Which is simply saying that if an infinite number of monkeys is given an infinite number of typewriters the first monkey to hit a key will type Shakespear right off the bat. If he didn’t then he would have to start again. The Earth isn’t infinitely old, nor are there an infinite number of molecules in the ocean…
No theoretically you have to succeed exactly the number of times necessary to get a fully functional self replicating entity, otherwise you don’t have a fully functional self-replicating entity. All the stages must occur in the same place at the same time. Otherwise the initial protein denatures spontaneously and you have to start again. The Erath isn’t infinitely old, the ocean isn’t infinitely deep
Saying you only have to succeed once is silly, unless you’re implying that you only have to get all the staggering improbabilities right once. In which case you are correct, but that is just saying that it’s improbable and implausible, but we know it must be true because we’re here. That’s religion, not science, and I can’t see why your religion is better than mine.
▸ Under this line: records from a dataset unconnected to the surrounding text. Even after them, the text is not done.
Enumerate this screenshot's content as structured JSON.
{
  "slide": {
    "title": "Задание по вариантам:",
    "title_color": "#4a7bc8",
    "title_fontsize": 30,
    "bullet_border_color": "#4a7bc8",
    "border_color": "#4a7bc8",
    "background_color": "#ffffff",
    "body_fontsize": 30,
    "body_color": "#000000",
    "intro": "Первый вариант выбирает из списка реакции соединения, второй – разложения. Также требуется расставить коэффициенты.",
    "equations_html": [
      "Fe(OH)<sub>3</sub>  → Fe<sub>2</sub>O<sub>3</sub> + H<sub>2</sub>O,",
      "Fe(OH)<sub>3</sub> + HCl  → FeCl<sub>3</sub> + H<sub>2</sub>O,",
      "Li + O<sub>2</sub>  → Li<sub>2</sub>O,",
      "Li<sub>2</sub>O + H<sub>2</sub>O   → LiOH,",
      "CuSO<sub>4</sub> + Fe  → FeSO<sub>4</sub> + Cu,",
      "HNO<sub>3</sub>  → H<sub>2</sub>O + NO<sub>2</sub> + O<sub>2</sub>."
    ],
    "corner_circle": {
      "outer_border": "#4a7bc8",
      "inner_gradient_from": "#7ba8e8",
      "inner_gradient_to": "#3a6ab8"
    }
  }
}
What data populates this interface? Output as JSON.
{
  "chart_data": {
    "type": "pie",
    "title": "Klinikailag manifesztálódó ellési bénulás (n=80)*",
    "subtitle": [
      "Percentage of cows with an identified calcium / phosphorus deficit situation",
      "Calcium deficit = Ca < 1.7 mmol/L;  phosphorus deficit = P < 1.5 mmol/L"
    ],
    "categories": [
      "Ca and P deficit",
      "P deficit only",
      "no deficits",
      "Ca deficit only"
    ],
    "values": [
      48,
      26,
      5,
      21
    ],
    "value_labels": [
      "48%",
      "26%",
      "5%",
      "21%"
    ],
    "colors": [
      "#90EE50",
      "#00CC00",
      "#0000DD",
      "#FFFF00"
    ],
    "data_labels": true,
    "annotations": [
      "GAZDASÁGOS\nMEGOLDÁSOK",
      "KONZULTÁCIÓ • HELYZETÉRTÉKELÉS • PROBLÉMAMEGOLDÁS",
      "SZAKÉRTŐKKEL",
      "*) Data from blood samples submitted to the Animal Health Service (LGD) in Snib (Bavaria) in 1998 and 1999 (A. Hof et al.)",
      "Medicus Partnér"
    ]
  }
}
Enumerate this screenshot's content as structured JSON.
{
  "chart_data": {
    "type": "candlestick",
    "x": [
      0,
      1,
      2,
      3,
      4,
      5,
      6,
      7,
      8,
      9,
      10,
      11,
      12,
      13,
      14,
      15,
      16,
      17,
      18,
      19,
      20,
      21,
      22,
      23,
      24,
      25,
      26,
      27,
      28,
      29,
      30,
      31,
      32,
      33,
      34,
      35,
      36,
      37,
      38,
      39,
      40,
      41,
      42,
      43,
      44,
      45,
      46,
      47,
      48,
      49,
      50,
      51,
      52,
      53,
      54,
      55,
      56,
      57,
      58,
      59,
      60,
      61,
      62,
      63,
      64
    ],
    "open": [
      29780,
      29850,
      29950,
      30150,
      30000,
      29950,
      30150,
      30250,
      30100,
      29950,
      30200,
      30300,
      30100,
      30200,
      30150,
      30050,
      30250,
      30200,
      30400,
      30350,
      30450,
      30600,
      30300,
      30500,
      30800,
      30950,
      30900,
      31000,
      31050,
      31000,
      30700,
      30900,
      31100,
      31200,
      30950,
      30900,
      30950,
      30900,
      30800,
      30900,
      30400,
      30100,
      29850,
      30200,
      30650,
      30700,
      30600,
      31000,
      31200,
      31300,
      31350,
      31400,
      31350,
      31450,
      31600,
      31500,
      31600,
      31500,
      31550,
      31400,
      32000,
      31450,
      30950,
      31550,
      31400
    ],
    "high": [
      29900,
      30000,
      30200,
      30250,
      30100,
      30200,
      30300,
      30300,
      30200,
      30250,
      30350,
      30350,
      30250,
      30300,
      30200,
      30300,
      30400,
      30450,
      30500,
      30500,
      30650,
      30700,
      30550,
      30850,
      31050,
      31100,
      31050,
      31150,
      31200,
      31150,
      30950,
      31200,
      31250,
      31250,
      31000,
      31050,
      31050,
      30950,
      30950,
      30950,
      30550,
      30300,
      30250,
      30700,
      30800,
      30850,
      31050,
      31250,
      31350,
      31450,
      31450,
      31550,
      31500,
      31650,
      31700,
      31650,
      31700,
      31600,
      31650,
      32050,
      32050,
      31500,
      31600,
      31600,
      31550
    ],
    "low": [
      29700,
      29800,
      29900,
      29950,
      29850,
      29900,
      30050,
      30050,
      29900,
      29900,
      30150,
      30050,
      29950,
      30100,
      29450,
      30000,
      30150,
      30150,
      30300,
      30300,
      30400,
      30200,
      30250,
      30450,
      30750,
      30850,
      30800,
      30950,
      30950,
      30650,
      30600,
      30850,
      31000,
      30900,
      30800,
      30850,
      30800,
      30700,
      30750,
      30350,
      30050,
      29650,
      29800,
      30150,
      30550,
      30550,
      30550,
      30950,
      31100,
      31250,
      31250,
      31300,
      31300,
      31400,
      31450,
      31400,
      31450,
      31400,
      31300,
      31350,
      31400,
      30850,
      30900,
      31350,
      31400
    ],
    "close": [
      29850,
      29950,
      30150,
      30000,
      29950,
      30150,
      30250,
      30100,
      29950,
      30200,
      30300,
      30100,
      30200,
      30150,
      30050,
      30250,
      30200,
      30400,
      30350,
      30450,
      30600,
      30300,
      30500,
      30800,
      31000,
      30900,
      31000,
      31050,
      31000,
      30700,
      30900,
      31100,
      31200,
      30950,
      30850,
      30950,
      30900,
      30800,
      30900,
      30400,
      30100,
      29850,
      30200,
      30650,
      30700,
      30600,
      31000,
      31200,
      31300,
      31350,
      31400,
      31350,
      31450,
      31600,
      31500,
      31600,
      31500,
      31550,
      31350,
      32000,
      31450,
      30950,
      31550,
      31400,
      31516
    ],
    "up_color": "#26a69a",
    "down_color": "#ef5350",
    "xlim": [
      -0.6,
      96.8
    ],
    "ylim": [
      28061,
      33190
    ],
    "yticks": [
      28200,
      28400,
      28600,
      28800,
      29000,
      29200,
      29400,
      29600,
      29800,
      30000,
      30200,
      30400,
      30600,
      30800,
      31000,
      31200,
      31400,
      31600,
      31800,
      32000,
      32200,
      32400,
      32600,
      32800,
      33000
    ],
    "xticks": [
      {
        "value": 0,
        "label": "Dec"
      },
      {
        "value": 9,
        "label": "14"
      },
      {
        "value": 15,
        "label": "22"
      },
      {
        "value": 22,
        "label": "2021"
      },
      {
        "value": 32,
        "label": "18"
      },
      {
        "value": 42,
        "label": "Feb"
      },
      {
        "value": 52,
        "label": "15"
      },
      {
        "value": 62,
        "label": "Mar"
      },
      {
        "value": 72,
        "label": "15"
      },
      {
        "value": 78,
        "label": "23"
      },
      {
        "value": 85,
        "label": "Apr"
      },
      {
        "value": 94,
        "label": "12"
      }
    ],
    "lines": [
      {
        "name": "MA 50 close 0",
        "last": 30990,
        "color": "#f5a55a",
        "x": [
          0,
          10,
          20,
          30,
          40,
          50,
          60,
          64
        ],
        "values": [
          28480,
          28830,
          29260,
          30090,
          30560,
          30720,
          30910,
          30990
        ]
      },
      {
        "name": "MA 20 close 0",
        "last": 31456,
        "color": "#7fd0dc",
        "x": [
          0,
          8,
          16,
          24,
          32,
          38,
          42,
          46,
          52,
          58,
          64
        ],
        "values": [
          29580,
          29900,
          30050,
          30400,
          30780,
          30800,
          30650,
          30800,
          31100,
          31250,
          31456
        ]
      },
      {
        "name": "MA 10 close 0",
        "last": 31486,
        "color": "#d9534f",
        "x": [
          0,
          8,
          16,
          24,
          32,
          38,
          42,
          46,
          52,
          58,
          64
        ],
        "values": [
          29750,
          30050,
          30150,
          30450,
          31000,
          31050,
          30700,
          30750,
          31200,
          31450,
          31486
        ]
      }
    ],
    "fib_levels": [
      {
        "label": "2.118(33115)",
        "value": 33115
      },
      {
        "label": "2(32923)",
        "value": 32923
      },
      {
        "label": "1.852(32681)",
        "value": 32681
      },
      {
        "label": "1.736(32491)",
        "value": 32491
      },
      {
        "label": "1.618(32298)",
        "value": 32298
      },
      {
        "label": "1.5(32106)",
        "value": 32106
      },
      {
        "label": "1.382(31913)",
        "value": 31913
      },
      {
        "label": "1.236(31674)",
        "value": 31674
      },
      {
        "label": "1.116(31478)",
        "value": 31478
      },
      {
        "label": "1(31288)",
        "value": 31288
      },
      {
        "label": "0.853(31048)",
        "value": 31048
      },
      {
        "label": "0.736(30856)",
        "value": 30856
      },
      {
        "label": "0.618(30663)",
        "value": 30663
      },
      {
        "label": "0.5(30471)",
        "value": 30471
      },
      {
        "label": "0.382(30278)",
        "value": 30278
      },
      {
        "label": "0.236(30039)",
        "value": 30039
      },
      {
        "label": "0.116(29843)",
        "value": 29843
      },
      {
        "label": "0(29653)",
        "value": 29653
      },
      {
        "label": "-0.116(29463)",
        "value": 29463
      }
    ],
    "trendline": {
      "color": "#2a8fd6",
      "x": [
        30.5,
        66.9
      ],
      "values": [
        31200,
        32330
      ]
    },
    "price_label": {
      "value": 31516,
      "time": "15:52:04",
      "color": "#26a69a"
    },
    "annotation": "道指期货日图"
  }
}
I know you wrote that before you had a chance to read my caveats above, but I don’t have a beef with natural selection. To have natural selection however you need a functional organism with a full genetic complement. Oh, and that article draws some pretty long bows.
Of course there is absolutely no evidence for evolution either is there. All we have is theory that fits (some) of the noted facts. That is simply another form of the God of Gaps. As someone else said, it’s a ‘just so story’. It fits the facts and it sounds plausible, but there is no evidence, only deduction. It’s a mundane boogeyman. It certainly doesn’t solve any problems. There is no problem to solve aside from “Can I explain how life originated?” in which case either will solve the problem.
Can I have reference for that?
a) Can I have a reference for that?
b) This isn’t a scientific discourse. It’s a philosophical/historical discourse on the theories behind the origin of life.
c) I don’t know about you, but my professional discourse commonly involves Gods as a matter of neccesity.
Jeff_42
It does indeed seem possible that precursors to life could exist on early earth.
Anything is possible in science. Just not very probable.
I’m very familiar with the experiment and the follow ups that have been attempted over the years. The problem is that all of them required the proto-proteins created to be removed from the solution, otherwise the proto-proteins denatured. Added to that not one of them that I have heard about bombarded the broth with the high energy radiation that a pre-ozone layer Earth would have experienced. This has been countered by some of the supporters of the theory by saying that the proteins would have been absorbed by lipid micelles. The problem with this is that as soon as lipids are added to the solution the experiment fails on several levels simulataneously.
As I said above, the presence of amino acids, or even the fact that some of them may spontaneously form proteins is not evidence that this is the way things happened. It would be equally applicable to say that since rocks form crystalline matrices then a huge super-intelligent computer spontaneously arose, and that that is the Earth mother. It fits the known facts, but there are far too many improbable gaps in the middle. It simply becomes an article of faith.